Выбрать главу

– Так значит, она сейчас здесь?

– Дорогая, – с достоинством ответствовала сестра, – ты попала в объятия вульгарной роскоши, не забыла? Уж не думаешь ли ты, будто я сама готовила кофе?

– Понятно, графиня, – грубо отозвалась я. – Помню я времена...

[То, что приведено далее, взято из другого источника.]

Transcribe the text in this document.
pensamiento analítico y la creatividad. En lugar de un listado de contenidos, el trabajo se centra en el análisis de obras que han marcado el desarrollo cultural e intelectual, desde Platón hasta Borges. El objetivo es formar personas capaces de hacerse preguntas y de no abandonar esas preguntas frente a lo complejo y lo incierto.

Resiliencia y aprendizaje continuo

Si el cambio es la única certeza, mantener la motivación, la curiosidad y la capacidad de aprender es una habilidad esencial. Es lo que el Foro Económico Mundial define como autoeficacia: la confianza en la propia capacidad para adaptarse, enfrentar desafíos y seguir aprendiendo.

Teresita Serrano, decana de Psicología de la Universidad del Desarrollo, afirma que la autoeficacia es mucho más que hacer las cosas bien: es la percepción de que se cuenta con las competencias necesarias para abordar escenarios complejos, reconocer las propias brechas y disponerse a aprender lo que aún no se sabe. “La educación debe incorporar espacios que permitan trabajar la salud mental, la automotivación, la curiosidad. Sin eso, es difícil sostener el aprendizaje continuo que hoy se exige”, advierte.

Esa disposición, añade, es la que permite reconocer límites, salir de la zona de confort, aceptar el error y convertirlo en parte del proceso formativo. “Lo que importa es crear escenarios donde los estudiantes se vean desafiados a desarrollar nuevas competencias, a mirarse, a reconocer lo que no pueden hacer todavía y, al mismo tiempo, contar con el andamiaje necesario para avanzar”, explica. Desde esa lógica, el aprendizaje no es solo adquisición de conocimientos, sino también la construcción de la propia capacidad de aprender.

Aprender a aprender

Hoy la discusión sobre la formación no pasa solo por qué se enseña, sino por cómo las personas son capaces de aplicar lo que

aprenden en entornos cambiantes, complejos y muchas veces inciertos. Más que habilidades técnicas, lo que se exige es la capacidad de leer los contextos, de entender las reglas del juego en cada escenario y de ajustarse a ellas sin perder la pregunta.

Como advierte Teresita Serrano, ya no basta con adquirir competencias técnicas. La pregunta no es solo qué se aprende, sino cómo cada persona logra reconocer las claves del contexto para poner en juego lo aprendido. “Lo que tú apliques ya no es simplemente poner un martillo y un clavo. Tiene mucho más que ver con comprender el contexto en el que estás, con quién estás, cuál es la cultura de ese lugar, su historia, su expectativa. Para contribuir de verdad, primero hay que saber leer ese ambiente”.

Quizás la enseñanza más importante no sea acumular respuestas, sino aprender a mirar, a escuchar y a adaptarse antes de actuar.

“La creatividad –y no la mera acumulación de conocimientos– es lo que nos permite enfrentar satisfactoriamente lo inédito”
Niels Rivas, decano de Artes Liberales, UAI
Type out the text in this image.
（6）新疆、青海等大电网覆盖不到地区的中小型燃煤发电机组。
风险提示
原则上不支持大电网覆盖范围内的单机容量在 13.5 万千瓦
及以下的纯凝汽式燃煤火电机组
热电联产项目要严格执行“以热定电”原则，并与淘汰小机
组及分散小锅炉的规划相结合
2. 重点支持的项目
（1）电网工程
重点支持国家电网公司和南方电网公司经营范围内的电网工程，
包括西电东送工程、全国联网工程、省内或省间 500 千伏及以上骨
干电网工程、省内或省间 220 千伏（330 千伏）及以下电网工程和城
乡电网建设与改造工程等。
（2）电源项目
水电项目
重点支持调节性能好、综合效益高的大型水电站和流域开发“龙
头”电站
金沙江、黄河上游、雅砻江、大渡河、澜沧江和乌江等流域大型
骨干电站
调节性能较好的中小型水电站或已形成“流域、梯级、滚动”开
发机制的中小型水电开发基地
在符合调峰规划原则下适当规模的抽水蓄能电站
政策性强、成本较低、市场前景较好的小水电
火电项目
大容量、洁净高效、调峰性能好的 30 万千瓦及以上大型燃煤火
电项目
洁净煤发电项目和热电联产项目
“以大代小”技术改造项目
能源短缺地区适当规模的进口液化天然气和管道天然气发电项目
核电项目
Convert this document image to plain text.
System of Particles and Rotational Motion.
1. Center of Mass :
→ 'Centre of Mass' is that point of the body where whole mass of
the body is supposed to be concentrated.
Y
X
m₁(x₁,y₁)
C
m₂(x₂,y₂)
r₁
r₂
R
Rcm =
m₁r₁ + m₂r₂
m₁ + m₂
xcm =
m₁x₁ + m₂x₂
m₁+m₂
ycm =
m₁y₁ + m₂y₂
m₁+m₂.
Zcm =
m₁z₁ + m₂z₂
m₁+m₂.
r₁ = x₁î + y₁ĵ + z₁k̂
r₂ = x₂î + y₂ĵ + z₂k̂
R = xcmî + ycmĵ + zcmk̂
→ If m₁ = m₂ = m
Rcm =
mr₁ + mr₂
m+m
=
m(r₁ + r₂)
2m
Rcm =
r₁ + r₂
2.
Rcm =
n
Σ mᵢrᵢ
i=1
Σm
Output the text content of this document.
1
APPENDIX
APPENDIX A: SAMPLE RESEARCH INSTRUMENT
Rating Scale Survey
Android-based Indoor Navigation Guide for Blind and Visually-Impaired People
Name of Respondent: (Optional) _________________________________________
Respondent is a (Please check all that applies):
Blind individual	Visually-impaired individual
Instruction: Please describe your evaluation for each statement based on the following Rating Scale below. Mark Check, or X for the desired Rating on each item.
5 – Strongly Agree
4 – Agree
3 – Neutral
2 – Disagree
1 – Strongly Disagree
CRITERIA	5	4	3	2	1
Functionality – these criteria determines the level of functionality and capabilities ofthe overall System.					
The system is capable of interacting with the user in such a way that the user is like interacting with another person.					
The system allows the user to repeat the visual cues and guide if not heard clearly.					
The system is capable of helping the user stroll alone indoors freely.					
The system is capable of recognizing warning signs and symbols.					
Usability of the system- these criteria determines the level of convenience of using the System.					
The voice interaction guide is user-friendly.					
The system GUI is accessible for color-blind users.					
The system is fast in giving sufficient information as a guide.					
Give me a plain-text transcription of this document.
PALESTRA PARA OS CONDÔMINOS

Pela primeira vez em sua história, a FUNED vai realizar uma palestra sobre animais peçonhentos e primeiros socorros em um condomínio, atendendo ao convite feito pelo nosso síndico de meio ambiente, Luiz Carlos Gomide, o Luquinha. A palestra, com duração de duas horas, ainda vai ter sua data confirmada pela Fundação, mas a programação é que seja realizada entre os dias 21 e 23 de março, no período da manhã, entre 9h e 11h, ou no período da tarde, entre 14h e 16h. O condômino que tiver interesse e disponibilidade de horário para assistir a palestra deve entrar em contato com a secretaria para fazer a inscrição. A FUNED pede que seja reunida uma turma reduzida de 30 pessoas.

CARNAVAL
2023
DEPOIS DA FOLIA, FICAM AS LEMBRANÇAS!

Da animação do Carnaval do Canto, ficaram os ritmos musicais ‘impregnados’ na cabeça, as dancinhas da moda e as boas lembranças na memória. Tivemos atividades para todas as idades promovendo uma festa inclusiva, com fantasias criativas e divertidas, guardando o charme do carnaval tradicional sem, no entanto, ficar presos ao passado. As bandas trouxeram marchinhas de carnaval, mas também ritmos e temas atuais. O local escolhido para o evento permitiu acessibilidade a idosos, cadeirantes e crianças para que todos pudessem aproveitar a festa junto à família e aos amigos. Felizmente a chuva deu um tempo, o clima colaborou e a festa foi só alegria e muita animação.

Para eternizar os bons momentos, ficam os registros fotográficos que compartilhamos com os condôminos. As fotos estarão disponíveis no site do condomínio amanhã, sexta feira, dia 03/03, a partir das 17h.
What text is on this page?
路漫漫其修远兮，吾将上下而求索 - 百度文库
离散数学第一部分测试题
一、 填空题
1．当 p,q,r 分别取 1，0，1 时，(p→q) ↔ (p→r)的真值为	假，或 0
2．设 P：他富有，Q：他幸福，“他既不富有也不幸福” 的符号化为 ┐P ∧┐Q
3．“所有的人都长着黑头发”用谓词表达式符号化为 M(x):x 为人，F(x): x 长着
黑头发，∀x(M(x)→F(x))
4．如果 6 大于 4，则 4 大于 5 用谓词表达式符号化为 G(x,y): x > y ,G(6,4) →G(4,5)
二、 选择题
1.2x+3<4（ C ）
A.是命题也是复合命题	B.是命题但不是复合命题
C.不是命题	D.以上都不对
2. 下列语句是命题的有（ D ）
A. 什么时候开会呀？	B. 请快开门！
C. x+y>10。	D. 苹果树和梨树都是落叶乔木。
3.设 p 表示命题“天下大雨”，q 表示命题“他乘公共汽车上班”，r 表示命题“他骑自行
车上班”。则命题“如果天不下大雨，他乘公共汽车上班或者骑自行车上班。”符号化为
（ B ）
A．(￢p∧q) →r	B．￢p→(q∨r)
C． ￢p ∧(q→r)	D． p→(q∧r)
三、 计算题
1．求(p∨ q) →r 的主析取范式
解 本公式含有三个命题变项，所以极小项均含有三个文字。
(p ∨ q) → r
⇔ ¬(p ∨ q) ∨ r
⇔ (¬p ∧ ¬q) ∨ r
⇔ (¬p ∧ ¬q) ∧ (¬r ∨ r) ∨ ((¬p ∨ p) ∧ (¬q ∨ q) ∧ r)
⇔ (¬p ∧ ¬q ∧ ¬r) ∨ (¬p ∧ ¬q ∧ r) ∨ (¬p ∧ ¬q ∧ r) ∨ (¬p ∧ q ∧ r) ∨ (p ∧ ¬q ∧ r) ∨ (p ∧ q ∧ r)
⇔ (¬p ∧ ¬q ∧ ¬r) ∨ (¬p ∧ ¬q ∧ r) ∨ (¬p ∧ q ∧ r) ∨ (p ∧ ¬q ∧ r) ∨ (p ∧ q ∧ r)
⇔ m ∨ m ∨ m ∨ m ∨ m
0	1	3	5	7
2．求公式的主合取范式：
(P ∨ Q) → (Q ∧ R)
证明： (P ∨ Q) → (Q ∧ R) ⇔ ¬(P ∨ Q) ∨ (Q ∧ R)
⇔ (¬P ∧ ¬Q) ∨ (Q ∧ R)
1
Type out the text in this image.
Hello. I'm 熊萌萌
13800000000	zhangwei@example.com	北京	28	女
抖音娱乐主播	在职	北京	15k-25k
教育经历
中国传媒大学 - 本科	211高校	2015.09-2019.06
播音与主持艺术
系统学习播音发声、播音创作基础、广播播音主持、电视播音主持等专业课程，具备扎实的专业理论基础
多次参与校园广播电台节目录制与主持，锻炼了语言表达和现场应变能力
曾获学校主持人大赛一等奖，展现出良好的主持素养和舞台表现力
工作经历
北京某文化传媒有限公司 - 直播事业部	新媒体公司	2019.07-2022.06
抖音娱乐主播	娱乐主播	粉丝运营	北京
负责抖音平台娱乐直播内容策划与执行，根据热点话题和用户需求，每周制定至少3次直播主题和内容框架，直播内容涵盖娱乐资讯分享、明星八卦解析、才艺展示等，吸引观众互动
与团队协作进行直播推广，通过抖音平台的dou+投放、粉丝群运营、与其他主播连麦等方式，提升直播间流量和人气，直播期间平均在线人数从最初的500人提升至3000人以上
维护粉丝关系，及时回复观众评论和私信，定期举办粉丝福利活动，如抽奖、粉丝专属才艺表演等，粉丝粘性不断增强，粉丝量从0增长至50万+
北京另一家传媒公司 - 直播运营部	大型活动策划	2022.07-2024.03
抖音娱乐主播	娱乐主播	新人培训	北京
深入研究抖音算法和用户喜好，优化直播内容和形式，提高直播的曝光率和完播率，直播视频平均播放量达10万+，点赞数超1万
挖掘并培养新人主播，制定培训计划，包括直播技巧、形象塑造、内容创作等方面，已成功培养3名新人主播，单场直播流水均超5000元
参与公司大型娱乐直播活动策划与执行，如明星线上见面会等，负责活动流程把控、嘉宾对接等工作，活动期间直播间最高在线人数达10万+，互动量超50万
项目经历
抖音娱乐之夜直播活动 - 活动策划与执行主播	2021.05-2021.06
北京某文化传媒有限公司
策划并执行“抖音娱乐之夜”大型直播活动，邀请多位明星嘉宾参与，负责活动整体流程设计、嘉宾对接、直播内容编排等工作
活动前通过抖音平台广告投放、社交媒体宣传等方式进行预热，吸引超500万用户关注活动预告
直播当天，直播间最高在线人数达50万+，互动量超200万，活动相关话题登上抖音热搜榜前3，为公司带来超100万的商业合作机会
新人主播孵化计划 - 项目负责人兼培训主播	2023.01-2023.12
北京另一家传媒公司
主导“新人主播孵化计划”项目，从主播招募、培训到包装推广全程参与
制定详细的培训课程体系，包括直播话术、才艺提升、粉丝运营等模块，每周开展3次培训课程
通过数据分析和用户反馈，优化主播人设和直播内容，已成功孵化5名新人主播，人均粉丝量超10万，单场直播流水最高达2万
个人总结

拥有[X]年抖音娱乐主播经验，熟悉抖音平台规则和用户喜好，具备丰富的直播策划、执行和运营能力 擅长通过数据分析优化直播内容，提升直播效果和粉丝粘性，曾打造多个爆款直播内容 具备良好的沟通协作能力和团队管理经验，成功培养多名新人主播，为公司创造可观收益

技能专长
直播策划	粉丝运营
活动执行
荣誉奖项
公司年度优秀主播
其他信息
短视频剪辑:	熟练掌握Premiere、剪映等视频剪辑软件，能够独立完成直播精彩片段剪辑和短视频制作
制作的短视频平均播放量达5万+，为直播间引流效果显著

Тут я осеклась: на террасу с подносом в руках вышла девушка и принялась убирать после завтрака. Она поглядела на меня с тем неприкрытым греческим любопытством, к которому приходится просто привыкнуть, так как отвечать таким же взглядом абсолютно невозможно, и улыбнулась мне. Улыбка эта переросла в ухмылку, когда я попробовала выговорить по-гречески «Доброе утро» – фразу, которой и посейчас исчерпывается весь мой запас греческих слов. Девушка была невысокой и коренастой, с толстой шеей, круглым лицом и густыми, почти срастающимися над переносицей бровями. Яркие темные глаза и теплая кожа обладали простой животной привлекательностью юности и здоровья. Выцветшее красное платье очень ей шло и придавало какое-то темное, нежное сияние, разительно отличавшееся от электрического искрения городских греков-экспатриантов, которых мне приходилось встречать до сих пор. На вид девушке было около семнадцати.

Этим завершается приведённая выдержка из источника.